DİNLENMEYLE ÇOĞALAN AĞRIYA DİKKAT!

Ankilozan spondilit (AS), çoğunlukla genç yaşlarda ortaya çıkan ve omurga, kuyruk sokumu kemiği ile leğen kemiğini birleştiren sakroiliyak eklemleri etkileyen inflamatuar (iltihaplı) bir romatizma hastalığı. Hastalığın son aşamasında, halk arasında, "Kamburluk" olarak bilinen sırt ve boyun deformasyonu görülür. AS'nin en önemli özelliği, inflamatuar yani yangılı bel ağrısına neden olmasıdır.

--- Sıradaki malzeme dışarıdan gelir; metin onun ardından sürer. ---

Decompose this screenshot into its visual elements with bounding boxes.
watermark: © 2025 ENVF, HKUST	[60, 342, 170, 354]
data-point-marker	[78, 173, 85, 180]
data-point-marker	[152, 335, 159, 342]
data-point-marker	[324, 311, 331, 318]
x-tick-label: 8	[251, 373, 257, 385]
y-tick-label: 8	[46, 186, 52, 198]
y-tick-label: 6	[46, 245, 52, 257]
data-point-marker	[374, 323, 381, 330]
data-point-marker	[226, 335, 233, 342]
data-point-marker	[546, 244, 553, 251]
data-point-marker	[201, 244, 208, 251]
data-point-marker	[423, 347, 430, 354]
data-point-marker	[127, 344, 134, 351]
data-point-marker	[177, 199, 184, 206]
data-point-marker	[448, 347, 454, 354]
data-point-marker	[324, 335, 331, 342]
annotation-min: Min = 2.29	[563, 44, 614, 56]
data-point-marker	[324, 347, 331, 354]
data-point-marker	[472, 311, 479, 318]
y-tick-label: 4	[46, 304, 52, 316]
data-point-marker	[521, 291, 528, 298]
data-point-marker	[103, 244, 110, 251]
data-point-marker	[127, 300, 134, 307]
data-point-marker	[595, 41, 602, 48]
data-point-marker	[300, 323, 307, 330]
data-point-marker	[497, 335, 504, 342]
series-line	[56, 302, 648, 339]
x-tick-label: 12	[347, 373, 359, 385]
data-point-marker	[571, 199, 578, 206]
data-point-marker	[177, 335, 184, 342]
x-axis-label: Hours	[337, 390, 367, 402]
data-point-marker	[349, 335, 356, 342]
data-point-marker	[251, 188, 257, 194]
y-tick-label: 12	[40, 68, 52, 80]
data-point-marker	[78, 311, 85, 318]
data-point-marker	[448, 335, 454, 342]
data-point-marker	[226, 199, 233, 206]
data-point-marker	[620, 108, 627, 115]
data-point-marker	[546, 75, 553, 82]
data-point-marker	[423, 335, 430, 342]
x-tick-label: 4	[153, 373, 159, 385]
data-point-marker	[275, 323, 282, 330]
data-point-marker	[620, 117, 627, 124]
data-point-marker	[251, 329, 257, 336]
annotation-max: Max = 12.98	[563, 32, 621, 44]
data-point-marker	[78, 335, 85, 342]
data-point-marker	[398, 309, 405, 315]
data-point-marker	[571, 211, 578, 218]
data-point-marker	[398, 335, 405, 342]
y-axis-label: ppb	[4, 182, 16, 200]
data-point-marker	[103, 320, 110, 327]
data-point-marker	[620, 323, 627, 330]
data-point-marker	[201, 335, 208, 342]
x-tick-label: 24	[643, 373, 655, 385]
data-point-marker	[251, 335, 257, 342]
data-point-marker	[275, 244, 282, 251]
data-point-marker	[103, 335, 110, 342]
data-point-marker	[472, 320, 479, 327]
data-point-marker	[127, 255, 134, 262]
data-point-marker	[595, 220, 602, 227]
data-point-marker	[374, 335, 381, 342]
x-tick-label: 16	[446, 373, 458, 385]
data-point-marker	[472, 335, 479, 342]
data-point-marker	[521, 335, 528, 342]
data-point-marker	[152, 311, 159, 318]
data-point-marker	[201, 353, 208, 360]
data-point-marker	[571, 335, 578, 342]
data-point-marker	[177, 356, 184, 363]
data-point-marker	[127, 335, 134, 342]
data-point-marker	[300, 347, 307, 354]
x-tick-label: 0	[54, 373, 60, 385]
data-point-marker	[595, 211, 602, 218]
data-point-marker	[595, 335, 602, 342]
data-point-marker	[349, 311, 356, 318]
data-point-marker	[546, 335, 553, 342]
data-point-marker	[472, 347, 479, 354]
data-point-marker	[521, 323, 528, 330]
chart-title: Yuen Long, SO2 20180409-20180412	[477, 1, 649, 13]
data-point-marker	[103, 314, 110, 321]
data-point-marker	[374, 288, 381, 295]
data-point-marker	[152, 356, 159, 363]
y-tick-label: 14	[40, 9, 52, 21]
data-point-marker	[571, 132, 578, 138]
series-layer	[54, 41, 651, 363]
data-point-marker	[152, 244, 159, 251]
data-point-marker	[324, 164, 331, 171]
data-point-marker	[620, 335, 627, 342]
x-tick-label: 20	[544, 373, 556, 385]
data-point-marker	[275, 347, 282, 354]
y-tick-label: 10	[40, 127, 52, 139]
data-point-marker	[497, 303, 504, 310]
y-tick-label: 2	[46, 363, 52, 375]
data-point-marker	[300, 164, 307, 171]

Bel, sırt, boyun ve kalçaların arka kısımlarında hissedilen ağrı, dinlenmeyle ortaya çıkar veya şiddetlenir ve günlük hareketlerle azalır. Bel fıtığındaki ağrıdan en önemli farkı, ağrının istirahat halinde artması ve aktiviteyle azalmasıdır. Bel fıtığı ağrısı tek bir yöne doğru hareket ile artarken AS ağrısı omurganın her yöne hareketinde etkili olur. Bu ağrı gecenin ilerleyen saatlerinde uykudan uyandırabilir. Bir başka belirtisi ise tipik olarak, yarım saatin üzerinde süren sabah tutukluğu ile katılığıdır. AS yalnızca bel ağrısıyla değil, göğüs kafesinde, omuz, kalça, diz, ayak bileği veya el eklemlerinde ağrı ve şişliklerle de ortaya çıkabilir.

ANKİLOZAN SPONDİLİT NEDİR?

Ankilozan Spondilit (AS), çoğunlukla genç yaşlarda ortaya çıkan ve omurga, kuyruksokumu kemiği ile leğen kemiğini birleştiren sakroiliyak eklemleri etkileyen enflamatuvar (iltihaplı) bir romatizma hastalığı. Hastalığın son aşamasında, halk arasında, "Kamburluk" olarak bilinen sırt ve boyun deformasyonu görülür. AS'nin en önemli özelliği, enflamatuvar yani yangılı bel ağrısına neden olmasıdır. Bel, sırt, boyun ve kalçaların arka kısımlarında hissedilen ağrı, dinlenmeyle ortaya çıkar veya şiddetlenir ve günlük hareketlerle azalır.